Trends in the Removal of General Partners under New York Law

September 4, 2012
Alan D. Zuckerbrod & Eric B. LaMons

Subject to the terms of a written partnership agreement, general partners have historically been given great latitude in managing a partnership’s affairs. Even when they have crossed the line and committed acts that might constitute a breach of fiduciary duty, removal of the general partner has been a drastic and rarely-invoked remedy. However, a recent New York decision has highlighted and clarified the standard for removal of a general partner from a position of control when such a breach has been committed.

It has long been established that a general partner owes a fiduciary duty of loyalty to limited partners, requiring that he or she place the interests of the limited partners over his or her own interests. However, even where breach of fiduciary duty is found, removal of the general partner from its position has rarely been ordered by the New York courts, often occurring only when the partnership agreement itself explicitly provides for such a remedy in the event of a breach. Courts will look to other legal and equitable remedies instead. Recent New York case law may indicate a change in that trend, with one case in particular reaffirming the equitable remedy of removal when it replaced the breaching general partner by elevating a group of limited partners to that position.

Generally, the legal and equitable remedies for breach of fiduciary duty by a general partner include an award of monetary damages, an order that an accounting be provided to the limited partners, disgorgement of any profits or commissions obtained by the general partner as a result of the breach, imposition of a constructive trust, and an injunction barring wrongful conduct at issue. Removal of the partner, on the other hand, is an unusual remedy. The New York courts look first to the partnership agreement for any provision providing for such a remedy, which would require the court to do no more than enforce an explicit provision of the contract between the parties. But partnership agreements, often prepared at the direction of the general partner, generally do not include such provisions, and in the absence of such a provision, New York courts have been reluctant, with a few exceptions, to order removal.

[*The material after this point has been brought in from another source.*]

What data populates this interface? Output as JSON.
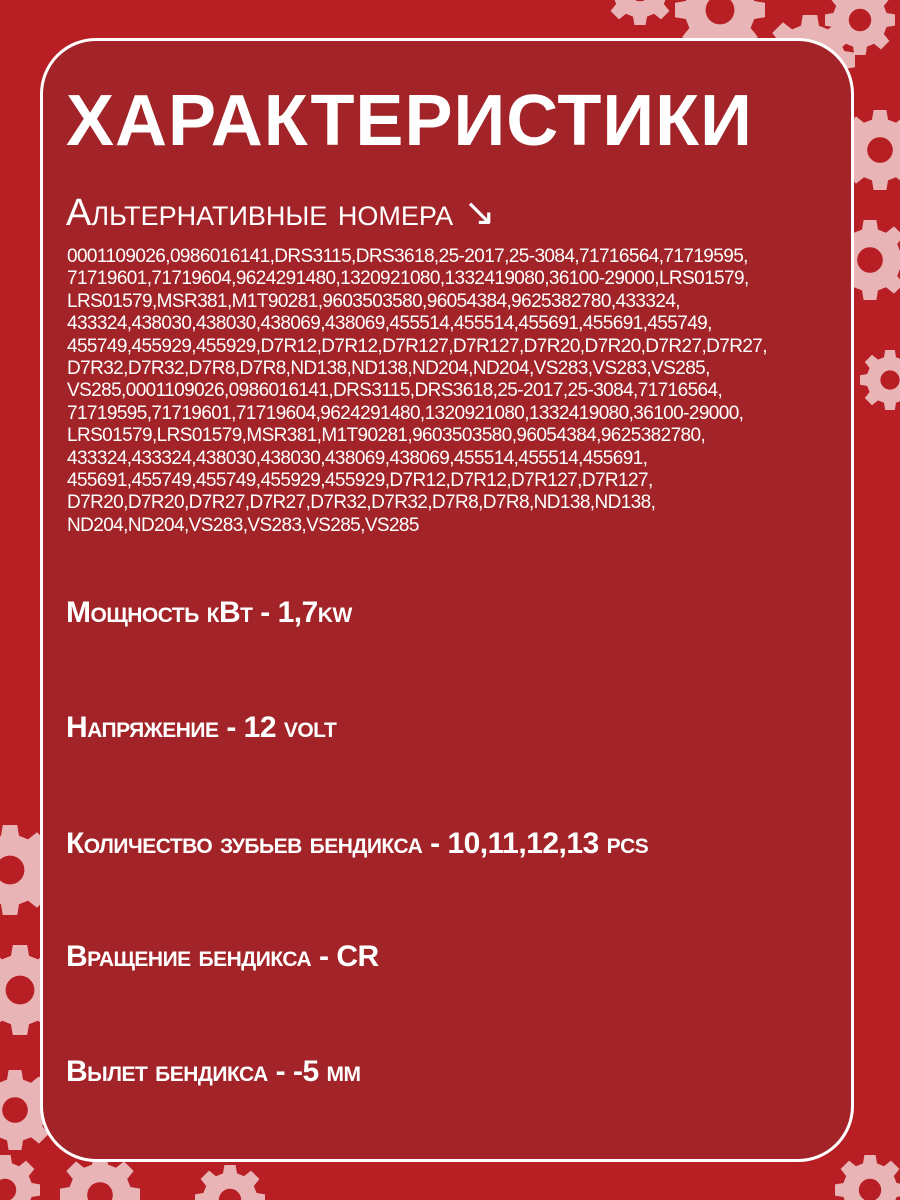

Still, while “the court-ordered removal of a partner or judicial dissolution of a partnership are rarely-invoked remedies,” it can be warranted and appropriate under certain circumstances. Drucker v. Mige Associates II, 225 A.D.2d 427, 639 N.Y.S.2d 365, 367 (1st Dep’t 1996). Perhaps indicative of a future trend, in a recently-issued decision in the case of Garber v. Stevens, 601917/05, N.Y.L.J. 1202562441883 (Sup. Ct. N.Y. Co. June 6, 2012), the New York Supreme Court held that a group of limited partners should replace the general partner of a partnership, in light of the general partners’ egregious breaches of fiduciary duty. More importantly, the court seemed to set forth a new standard applicable to the remedy of removal.

In Garber, the partnership purchased title to an apartment building in Brooklyn. The partnership agreement provided various restrictions on the authority of the general partners who could not, for example, refinance the property without majority approval of the limited partners, nor could they take management fees for performing their duties as general partners. However, over the course of thirty years after the partnership acquired the property, the general partners had (i) refinanced it six times, (ii) did not distribute any of the proceeds resulting from the refinancing to the limited partners, instead diverting those proceeds to their own use, and (iii) collected management fees from partnership funds. Even after the limited partners brought suit against the general partners for these breaches, these breaches continued and the degree of self-dealing and disloyalty by the general partners only increased.

Although the partnership agreement did not have a provision providing a specific means for the limited partners to remove the general partners, the Garber court held it was appropriate to remove them here, and set forth a 2-part standard for doing so.

A court has the power to remove a general partner from a partnership and elevate a limited partner to general partner where the limited partners have shown that (i) the general partner violated his fiduciary duties to the partnership and that (ii) removal is necessary to preserve the partnership. . . . A court has discretion to remove a general partner and elevate a limited partner to the status of general partner as necessary to protect the principal asset of the partnership.

The court was clear that lack of contractual authority did not prevent it from ordering removal of the general partners, as “[t]his court, having obtained jurisdiction of the parties and subject matter in this action must adapt its relief to the exigencies of the case,” and to exercise the full range of its equitable powers. The removal of the general partners here would allow the partnership to continue, would allow the partnership the opportunity to retain its sole asset, and would eliminate the profound abuse of power committed by the general partners.

The Garber decision provides a clear outline of the factors to evaluate and a standard to apply that may allow for the more frequent and consistent use of removal to remedy a breach of fiduciary duty. Where the general partner’s conduct in abusing its position is significantly harmful to the partnership and/or the limited partners’ interests, the general partner can be removed. After Garber, this may be precisely the action taken with increasing frequency by the New York courts.